DNS-2025-7-1-B · Deutsche Nachhaltigkeitsstrategie
Primärenergieverbrauch
Der Indikator Endenergieproduktivität (7.1.a) stellt die Entwicklung der Wertschöpfung je eingesetzte Einheit Endenergie im Vergleich zum Basisjahr 2008 dar. Der Begriff Endenergie bezieht sich dabei auf den Teil der Energie, der energetisch als thermische oder elektrische Energie zur Herstellung von Gütern oder zur Nutzung in den privaten Haushalten zur Verfügung steht. Der Indikator 7.1.b stellt die Entwicklung des Primärenergieverbrauchs im Vergleich zum Basisjahr 2008 dar. Der Primärenergieverbrauch errechnet sich als Summe aus dem Endenergieverbrauch, dem nichtenergetischen Verbrauch sowie dem Saldo in der Umwandlungsbilanz. In der Umwandlungsbilanz wird die Umwandlung von Energieträgern jeweils als Einsatz und Ausstoß dargestellt.
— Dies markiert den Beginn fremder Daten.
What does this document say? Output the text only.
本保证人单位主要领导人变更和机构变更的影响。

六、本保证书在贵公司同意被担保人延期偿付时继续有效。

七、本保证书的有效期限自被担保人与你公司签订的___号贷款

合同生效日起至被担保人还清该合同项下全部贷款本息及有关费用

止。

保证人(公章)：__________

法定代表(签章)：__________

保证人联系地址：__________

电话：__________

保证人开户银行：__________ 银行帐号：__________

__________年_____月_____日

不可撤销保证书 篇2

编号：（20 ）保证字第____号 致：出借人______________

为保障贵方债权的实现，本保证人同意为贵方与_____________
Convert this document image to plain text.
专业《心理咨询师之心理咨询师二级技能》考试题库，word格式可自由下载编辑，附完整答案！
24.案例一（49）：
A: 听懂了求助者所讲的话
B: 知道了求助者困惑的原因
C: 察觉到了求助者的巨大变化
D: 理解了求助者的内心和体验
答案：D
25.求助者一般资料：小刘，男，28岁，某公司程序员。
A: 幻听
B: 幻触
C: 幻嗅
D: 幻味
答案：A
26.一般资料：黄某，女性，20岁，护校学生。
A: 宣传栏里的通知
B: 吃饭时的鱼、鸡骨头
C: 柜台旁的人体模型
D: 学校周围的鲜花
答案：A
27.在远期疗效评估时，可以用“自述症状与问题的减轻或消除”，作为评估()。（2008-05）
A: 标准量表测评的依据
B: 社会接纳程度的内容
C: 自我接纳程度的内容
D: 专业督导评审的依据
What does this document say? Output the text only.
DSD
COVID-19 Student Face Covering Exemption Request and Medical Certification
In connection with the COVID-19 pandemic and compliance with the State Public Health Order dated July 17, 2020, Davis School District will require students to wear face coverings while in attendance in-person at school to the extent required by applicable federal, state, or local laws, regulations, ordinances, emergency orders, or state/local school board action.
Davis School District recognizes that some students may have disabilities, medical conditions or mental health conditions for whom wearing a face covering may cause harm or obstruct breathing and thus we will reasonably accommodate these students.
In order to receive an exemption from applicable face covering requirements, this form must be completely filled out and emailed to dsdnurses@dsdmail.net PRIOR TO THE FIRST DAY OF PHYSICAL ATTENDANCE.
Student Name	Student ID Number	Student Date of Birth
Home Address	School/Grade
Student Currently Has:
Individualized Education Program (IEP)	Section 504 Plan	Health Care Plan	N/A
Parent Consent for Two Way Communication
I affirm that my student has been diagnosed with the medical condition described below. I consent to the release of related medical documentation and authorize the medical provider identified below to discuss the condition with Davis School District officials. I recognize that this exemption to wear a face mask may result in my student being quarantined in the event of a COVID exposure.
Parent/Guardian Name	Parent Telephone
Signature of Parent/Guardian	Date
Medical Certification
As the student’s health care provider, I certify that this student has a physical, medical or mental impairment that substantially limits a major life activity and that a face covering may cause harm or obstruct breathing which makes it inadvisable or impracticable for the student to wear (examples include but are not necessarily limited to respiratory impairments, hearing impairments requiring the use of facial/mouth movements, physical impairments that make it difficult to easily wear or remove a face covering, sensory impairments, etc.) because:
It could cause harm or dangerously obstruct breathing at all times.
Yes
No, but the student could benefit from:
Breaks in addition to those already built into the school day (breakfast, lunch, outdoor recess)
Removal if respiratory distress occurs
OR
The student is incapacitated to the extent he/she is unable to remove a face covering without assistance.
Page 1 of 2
In der Umwandlungsbilanz werden ebenfalls der Eigenverbrauch in den Umwandlungsbereichen sowie die Fackel- und Leitungsverluste verbucht.
- Politische Intention
- Die Senkung des Energieverbrauchs durch eine Steigerung der Energieeffizienz ist neben dem Ausbau erneuerbarer Energien die zweite tragende Säule der Energiewende. Ziel ist es, mit möglichst wenig Energie viel wirtschaftliche Leistung zu erreichen. Energieeinsparung schont Klima und Umwelt, trägt zur Verbesserung der Versorgungssicherheit und zur Wettbewerbsfähigkeit der Industrie bei.
- Ziel 2025
- Senkung um mindestens 39,3 Prozent bis 2030 im Vergleich zu 2008
- Zieltyp
- 7.1.a: Zielrichtungsvorgabe 7.1.b: Ziel mit konkretem Zielwert
- Datenstand
- Zuletzt aktualisiert am 29.04.2026 (7.1.a) und (7.1.b). Sobald Daten für weitere Berichtszeiträume vorliegen, werden diese zeitnah hinzugefügt.
- Einheit
- 2008 = 100
- Zeitreihe
- 2008–2030 · 646 Beobachtungen
Für diesen amtlichen Messwert ist kein maschineller Zieltreffer als fachliche WÖk-Zuordnung veröffentlicht. Wirkung, Zurechnung und Empfehlung benötigen einen eigenen Review.